# Has anyone used professional marketing agency?



## designerscounty (Oct 25, 2011)

Has anyone worked with a professional marketing company and if yes how did it go and if no why not?
There are so many out there, some cheap, some very expensive. I am not sure if that is the best way to spend our marketing dollars.

Thanks


----------



## binki (Jul 16, 2006)

We don't use them because 99.9% of our business is local. We show up at the top of the search engines for free with not money spent. We also only spend money on targeted advertising and very rarely at that. 

If all you have is a website to sell through then that is a different story but a B/M storefront does not need this type of marketing unless you are doing millions per year in sales.


----------



## TRMMarketing (Nov 22, 2011)

designerscounty said:


> Has anyone worked with a professional marketing company and if yes how did it go and if no why not?
> There are so many out there, some cheap, some very expensive. I am not sure if that is the best way to spend our marketing dollars.
> 
> Thanks


Before you go around to any marketing firms, it is a good idea to establish a list of what you want the firm to accomplish. As Binki says there are some free methods available and if you are not in a competitive market then a no marketing approach might work. Lack of options for the customer as it were.

However even brick and mortar businesses profit from effective online marketing campaigns when implemented into a strong multi channel approach.


----------



## kimura-mma (Jul 26, 2008)

Eirik hit the nail on the head... "establish a list of what you want the firm to accomplish"

It has been my experience that marketing agencies are good at:
1) bringing a new product to an existing market
2) bring an existing product to a new market
3) increasing the exposure of an existing product in an existing market

In most cases, bringing new products to new markets is the most difficult for an agency to help with. There usually needs to be something existing for the marketing agency to really be of benefit.

If you need help with one of the above, then using an agency may work. But if you are just looking to increase sales, then you may be better off looking for a sales rep.


----------



## designerscounty (Oct 25, 2011)

binki said:


> We don't use them because 99.9% of our business is local. We show up at the top of the search engines for free with not money spent. We also only spend money on targeted advertising and very rarely at that.
> 
> If all you have is a website to sell through then that is a different story but a B/M storefront does not need this type of marketing unless you are doing millions per year in sales.


Thanks Binki
We are an online only shop and i am sure you know search engines are a lifeline for businesses like us.
How do you show up at the top in search results, and how long did it take for you to get there.

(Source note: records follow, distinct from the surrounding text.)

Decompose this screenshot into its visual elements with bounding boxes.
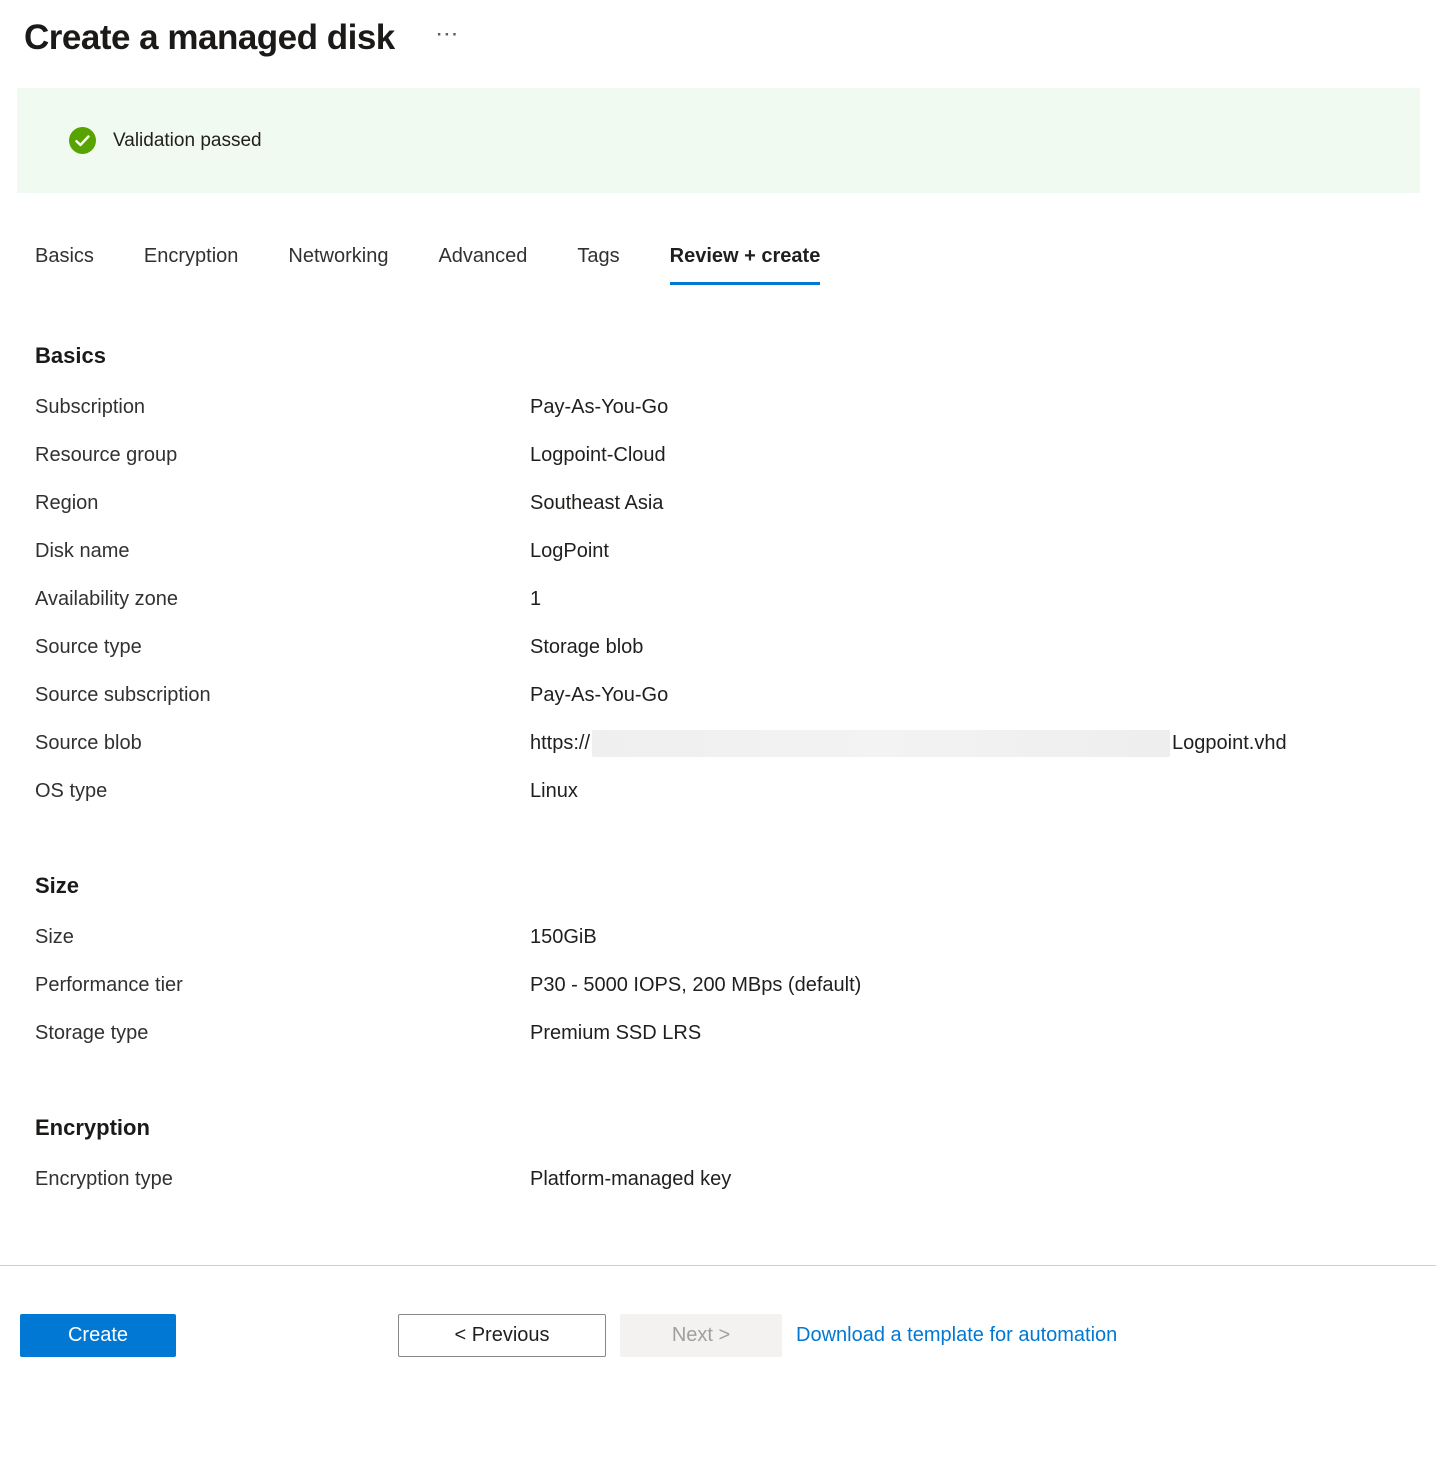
section-title: Encryption [35,1115,1436,1141]
redacted-url-bar [592,730,1170,757]
field-label: Encryption type [35,1168,530,1191]
create-managed-disk-page: Create a managed disk ··· Validation pas… [0,0,1436,1377]
field-value: Premium SSD LRS [530,1022,701,1045]
validation-banner: Validation passed [17,88,1420,193]
source-blob-prefix: https:// [530,732,590,755]
section-size: Size Size 150GiB Performance tier P30 - … [35,873,1436,1057]
field-row: Performance tier P30 - 5000 IOPS, 200 MB… [35,961,1436,1009]
field-label: Disk name [35,540,530,563]
next-button: Next > [620,1314,782,1357]
field-row: Size 150GiB [35,913,1436,961]
tab-bar: Basics Encryption Networking Advanced Ta… [35,245,1436,285]
field-label: Source subscription [35,684,530,707]
field-value: P30 - 5000 IOPS, 200 MBps (default) [530,974,861,997]
section-encryption: Encryption Encryption type Platform-mana… [35,1115,1436,1203]
field-label: Storage type [35,1022,530,1045]
more-options-icon[interactable]: ··· [437,26,460,43]
field-value: Linux [530,780,578,803]
field-value: Southeast Asia [530,492,663,515]
field-value: Logpoint-Cloud [530,444,666,467]
create-button[interactable]: Create [20,1314,176,1357]
field-label: Subscription [35,396,530,419]
section-title: Size [35,873,1436,899]
footer-action-bar: Create < Previous Next > Download a temp… [0,1266,1436,1377]
field-value: Pay-As-You-Go [530,396,668,419]
tab-advanced[interactable]: Advanced [438,245,527,285]
validation-message: Validation passed [113,130,262,152]
field-row: Storage type Premium SSD LRS [35,1009,1436,1057]
tab-review-create[interactable]: Review + create [670,245,821,285]
tab-networking[interactable]: Networking [288,245,388,285]
field-value: 150GiB [530,926,597,949]
field-row-source-blob: Source blob https:// Logpoint.vhd [35,719,1436,767]
section-title: Basics [35,343,1436,369]
tab-encryption[interactable]: Encryption [144,245,239,285]
field-value: 1 [530,588,541,611]
download-template-link[interactable]: Download a template for automation [796,1324,1117,1347]
section-basics: Basics Subscription Pay-As-You-Go Resour… [35,343,1436,815]
field-row: Source type Storage blob [35,623,1436,671]
field-label: Source blob [35,732,530,755]
field-label: Availability zone [35,588,530,611]
field-label: Source type [35,636,530,659]
previous-button[interactable]: < Previous [398,1314,606,1357]
tab-tags[interactable]: Tags [577,245,619,285]
field-label: Region [35,492,530,515]
tab-basics[interactable]: Basics [35,245,94,285]
page-header: Create a managed disk ··· [0,18,1436,58]
field-label: Performance tier [35,974,530,997]
field-value: Platform-managed key [530,1168,731,1191]
field-label: OS type [35,780,530,803]
field-label: Size [35,926,530,949]
source-blob-suffix: Logpoint.vhd [1172,732,1287,755]
field-row: Region Southeast Asia [35,479,1436,527]
field-row: Source subscription Pay-As-You-Go [35,671,1436,719]
review-content: Basics Subscription Pay-As-You-Go Resour… [0,343,1436,1203]
field-row: Subscription Pay-As-You-Go [35,383,1436,431]
field-value: Pay-As-You-Go [530,684,668,707]
field-value: Storage blob [530,636,643,659]
field-row: Encryption type Platform-managed key [35,1155,1436,1203]
field-value: LogPoint [530,540,609,563]
field-value-source-blob: https:// Logpoint.vhd [530,730,1287,757]
field-row: Availability zone 1 [35,575,1436,623]
field-row: OS type Linux [35,767,1436,815]
field-row: Resource group Logpoint-Cloud [35,431,1436,479]
field-label: Resource group [35,444,530,467]
check-circle-icon [69,127,96,154]
field-row: Disk name LogPoint [35,527,1436,575]
page-title: Create a managed disk [24,18,395,58]
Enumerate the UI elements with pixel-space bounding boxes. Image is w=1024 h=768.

Thanks again for the insight.


----------



## designerscounty (Oct 25, 2011)

TRMMarketing said:


> Before you go around to any marketing firms, it is a good idea to establish a list of what you want the firm to accomplish. As Binki says there are some free methods available and if you are not in a competitive market then a no marketing approach might work. Lack of options for the customer as it were.
> 
> However even brick and mortar businesses profit from effective online marketing campaigns when implemented into a strong multi channel approach.


That is a good suggestion Eirik, rather than going to a marketing firm and asking them to perform miracles it would be a great idea to make a list of things that we would like them to help us with.
What we have done so far has been free marketing, mostly getting our name out with social media tools and contacting blog authors. I would assume that a seasoned marketing team would have certain best practices and tried and tested tools that they could use.

Thanks for the reply


----------



## designerscounty (Oct 25, 2011)

kimura-mma said:


> Eirik hit the nail on the head... "establish a list of what you want the firm to accomplish"
> 
> It has been my experience that marketing agencies are good at:
> 1) bringing a new product to an existing market
> ...


That is very well put Tim
I would assume starting a t-shirt company is liking bringing an existing product to an existing market but with new choices. 
Th reason we are getting information about this possibility is that we think we could benefit from experience and exposure a marketing agency would have as this is their full time job. We can do, and are doing things that are possible without a marketing agency.

Thanks for for taking time out to write this post, very helpful.


----------



## kimura-mma (Jul 26, 2008)

designerscounty said:


> I would assume starting a t-shirt company is liking bringing an existing product to an existing market but with new choices.


If you are a startup clothing brand, then you are bringing a new product to a new market.

It is a new product because the average consumer has never heard of your brand. It's a new market because you have not yet established market share against your competitors.

In addition to marketing, you should also think about establishing more distribution channels. Perhaps this post could help: http://www.t-shirtforums.com/general-t-shirt-selling-discussion/t139525.html


----------



## LegendsGraphics (Mar 15, 2010)

Market or die

As a professional marketing company, who's services do include production, I have found having a marketing consultant is more the way to go for smaller companies. What I do is come in and assess your goals, revenues, market etc. I tailor the plan to your budget. My plans include a lot of things that you will do yourself.


----------